In my previous post in this series, I discussed about high level requirements of the client and technology stack that we choose to provide the solution as well as the primary data structure and a bit about the data flow design. If you haven't red, I highly recommend you to read that to get the context of this article.
Redis DB as a primary Database
In order to understand how we arrived at consensus in terms of making a decision to choose redis as a primary database, there is a bit of history.
Our client basically had an existing desktop based system which was a .net win forms application using redis as a database. Honestly, this is the first time where I saw redis used as a primary database. I had mixed feeling seeing this. The design looked fascinating and scary at the same time.
The reason to worry is data persistence!
Redis is basically an in-memory data structure store. In layman terms, what it means is, if you write a piece of data to redis, it will be stored in RAM and not on disc. Hence its majorly used as a cache rather than database. Then I learned that there are configurations in redis using which you can choose to persist the data in disc. By default, it persists data to disc with snapshotting strategy. However, you can choose to persist using AOF strategy or both combined.
When I looked at the configuration of the existing system, it was configured to use snapshotting strategy with the configuration value save 20 1(i.e, take a snapshot every 20 seconds if there is at least 1 key change).
Still it was not convincing enough to use this as a primary data store, because if you go with above and your system happened to crash, in the worst case you would loose 20 seconds of data. And in sports, every second matters! specially when you are an official governing body of a specific sport (I cannot reveal the name here due to NDA constraints).
Unfortunately, it was not possible to speak to any of the technical people who developed this system. The system was however running successfully in production for couple of years.
Further digging of all the materials shared by client, I could figure out that there was multiple instance of redis which would run as a backup system and receive the data with pub-sub. With this you could achieve certain degree of data safety in terms of durability. If not perfect, may be its a good enough kind of safety for that occasional unfortunate failure scenario.

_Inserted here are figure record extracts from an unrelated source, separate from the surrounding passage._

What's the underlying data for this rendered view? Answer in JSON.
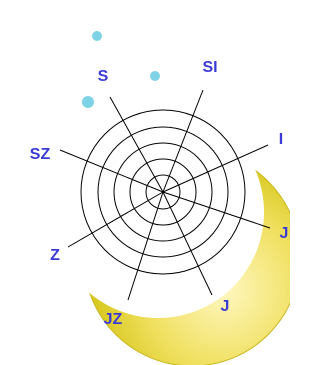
{
  "labels": [
    "S",
    "SI",
    "I",
    "J",
    "J",
    "JZ",
    "Z",
    "SZ"
  ]
}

But as you guessed, the performance was blazingly fast!
Now this is a benchmark for our cloud based solution which had all the feature of the desktop + some feature enhancements + integrating with external systems with sub-second latency.
So I definitely didn't wanted to move away from Redis but also introduce further measures to ensure durability. After doing some research we arrived at following configuration -
- Kept the snapshotting configuration as is, which was with the value save 20 1 (i.e, take a snapshot every 20 seconds if there is at least 1 key change)
- Enabled AOF strategy with the value appendfsync everysec
- Enabled master-slave replication with asynchronous configuration
Why not redis in-built replication to sync data from On-Premise to Cloud and vice versa?
- In redis server, each database is just a logical separation.
- In our cloud redis server, each logical redis database holds the data of one specific tournament.
- The on-premise redis server holds the data of only 1 tournament which is running on that location.
- The on-premise and cloud runs in a toggling active-passive mode for a tournament. Meaning, at any given moment of time for a give tournament, the writes can either happen to cloud or on-premise but not to both.
- The entire setup runs in linux environment in a docker engine both on cloud and on-premise.
- The on-premise needs only 1 tournament data but cloud deals with multiple tournament data, each in its on logical db.
- Since there are multiple on-premise instances at various physical locations, each running a single tournament, there is no clear single node which we can consider as master node.
- Since everything runs inside a docker engine, there is additional overhead in the configurations in terms of network mapping.
- Cloud to on-premise: This is a straightforward download of data from cloud to on-premise for the specific tournament. The on-premise db will get overridden by the backup file.
- On-Premise to Cloud: Each on-premise redis transaction is delivered to cloud azure redis using azure webjob via Kafka. Basically, on-premise will push the transaction messages to Kafka, and azure web job in cloud has a logic to consume these messages from Kafka and commit it to redis db in the cloud.
Why Kafka?
- Azure Cosmos DB - This is a cloud only solution and that's the main reason to drop this for our application. Also, its more of a distributed storage system rather than a message streaming platform. Hence if we go with this, we needed additional other PAAS service or custom implementation to deliver the data to external systems.
- Azure Event Hub - This was one of the toughest decisions to make because both Kafka and Event Hub had almost equal capabilities. Compared to Kafka, Event Hub was fairly new to the market. Kafka is already a matured framework with wide community support and our client was more inclined towards Kafka due to this reason. For me the only worry was how well it cops with rest of technology stack. Fortunately, it had good C# client libraries to work with.
- Redis Enterprise - This was again a more promising choice. It too had inherent capabilities of scale along message delivery capabilities. Since redis is our primary database, it made more sense to go for this but unfortunately their licensing strategy was not aligned with how our application was designed to operate. It was becoming insanely expensive making us to drop this out.
The overall message delivery was within a second for several concurrent matches. It was a good and satisfactory outcome.